Sign of the times: Drug-sniffing dogs are about to have a lot more free time in Washington State now that recreational pot has been legalized, as police departments are already starting to adapt their training:
The passage of I-502 made things difficult enough for the humans tasked with creating and enforcing the laws for legal marijuana. Now, try explaining the difference between "personal use" and "intent to sell" or the gray area between state and federal law to a dog.
That's why many law-enforcement agencies around the state, including the Seattle Police Department and Washington State Patrol, will no longer be training their drug-sniffing dogs to alert for marijuana.
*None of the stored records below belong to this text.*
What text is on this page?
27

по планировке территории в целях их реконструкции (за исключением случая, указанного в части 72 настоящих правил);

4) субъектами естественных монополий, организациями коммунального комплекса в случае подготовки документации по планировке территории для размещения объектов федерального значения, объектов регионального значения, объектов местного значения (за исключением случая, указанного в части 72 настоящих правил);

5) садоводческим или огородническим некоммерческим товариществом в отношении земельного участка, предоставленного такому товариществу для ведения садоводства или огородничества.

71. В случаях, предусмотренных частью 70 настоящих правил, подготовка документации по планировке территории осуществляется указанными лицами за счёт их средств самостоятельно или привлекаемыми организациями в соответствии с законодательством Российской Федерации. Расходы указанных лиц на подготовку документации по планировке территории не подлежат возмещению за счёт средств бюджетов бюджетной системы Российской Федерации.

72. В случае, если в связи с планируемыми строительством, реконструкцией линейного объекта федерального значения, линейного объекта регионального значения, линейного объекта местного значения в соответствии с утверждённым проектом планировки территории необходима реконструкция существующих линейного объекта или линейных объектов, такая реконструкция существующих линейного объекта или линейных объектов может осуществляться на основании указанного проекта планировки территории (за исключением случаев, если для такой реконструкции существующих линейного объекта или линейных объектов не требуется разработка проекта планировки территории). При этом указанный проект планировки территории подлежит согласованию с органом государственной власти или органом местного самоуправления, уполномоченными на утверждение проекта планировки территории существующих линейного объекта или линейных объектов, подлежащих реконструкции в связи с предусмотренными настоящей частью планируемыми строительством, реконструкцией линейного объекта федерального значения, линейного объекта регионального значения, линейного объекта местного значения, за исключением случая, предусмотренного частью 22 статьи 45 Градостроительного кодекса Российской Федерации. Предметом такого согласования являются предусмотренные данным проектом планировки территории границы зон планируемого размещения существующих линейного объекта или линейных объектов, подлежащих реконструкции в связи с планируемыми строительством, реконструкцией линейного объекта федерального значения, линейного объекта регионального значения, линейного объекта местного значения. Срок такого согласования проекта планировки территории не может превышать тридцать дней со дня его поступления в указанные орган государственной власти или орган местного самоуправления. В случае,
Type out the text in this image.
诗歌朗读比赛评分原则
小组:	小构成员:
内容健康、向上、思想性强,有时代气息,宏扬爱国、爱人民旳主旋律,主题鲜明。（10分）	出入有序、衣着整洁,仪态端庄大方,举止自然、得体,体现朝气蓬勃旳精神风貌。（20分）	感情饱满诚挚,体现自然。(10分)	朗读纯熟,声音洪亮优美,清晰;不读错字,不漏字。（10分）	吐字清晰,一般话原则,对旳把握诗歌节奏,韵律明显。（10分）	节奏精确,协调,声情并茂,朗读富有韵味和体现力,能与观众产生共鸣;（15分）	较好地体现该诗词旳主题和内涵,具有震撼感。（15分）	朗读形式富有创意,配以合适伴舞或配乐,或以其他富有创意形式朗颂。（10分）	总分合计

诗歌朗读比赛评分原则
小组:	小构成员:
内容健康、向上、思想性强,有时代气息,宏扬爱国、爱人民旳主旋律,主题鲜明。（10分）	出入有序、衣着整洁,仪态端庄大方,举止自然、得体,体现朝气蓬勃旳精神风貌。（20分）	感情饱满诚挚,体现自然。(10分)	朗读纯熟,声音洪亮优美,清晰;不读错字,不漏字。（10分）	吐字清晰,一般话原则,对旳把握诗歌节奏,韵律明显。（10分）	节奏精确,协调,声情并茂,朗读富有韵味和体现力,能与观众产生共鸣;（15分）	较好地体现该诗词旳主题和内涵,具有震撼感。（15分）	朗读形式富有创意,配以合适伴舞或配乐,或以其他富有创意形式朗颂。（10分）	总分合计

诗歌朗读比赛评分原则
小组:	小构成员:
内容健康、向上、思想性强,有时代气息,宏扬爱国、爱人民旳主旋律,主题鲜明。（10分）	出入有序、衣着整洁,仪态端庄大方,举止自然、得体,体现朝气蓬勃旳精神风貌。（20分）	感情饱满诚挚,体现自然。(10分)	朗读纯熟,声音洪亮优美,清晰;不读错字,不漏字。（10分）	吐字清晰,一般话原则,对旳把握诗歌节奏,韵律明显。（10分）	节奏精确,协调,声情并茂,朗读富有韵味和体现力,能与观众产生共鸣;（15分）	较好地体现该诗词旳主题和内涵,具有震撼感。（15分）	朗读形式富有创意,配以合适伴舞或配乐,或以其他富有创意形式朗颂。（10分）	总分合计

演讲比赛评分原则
“Moving forward, it makes most sense not to train dogs to alert to marijuana as that would likely lead to unwarranted investigatory detentions of people who are not breaking any law," said Alison Holcomb, author of I-502 and drug policy director for the American Civil Liberties Union.
The Washington Association of Prosecuting Attorneys sent out a memo advising the state's law-enforcement agencies that narcotics dogs are no longer required to be trained to alert for marijuana in December. And, marijuana was removed from the Washington State Criminal Justice Training Commission's Canine Performance Standards test in January.
Such a move is made particularly relevant in the wake of the gob-smackingly bad Supreme Court ruling in February that essentially declared drug-detection dogs to be “probable cause on a leash” despite their craptacular track record (which often results from human vice).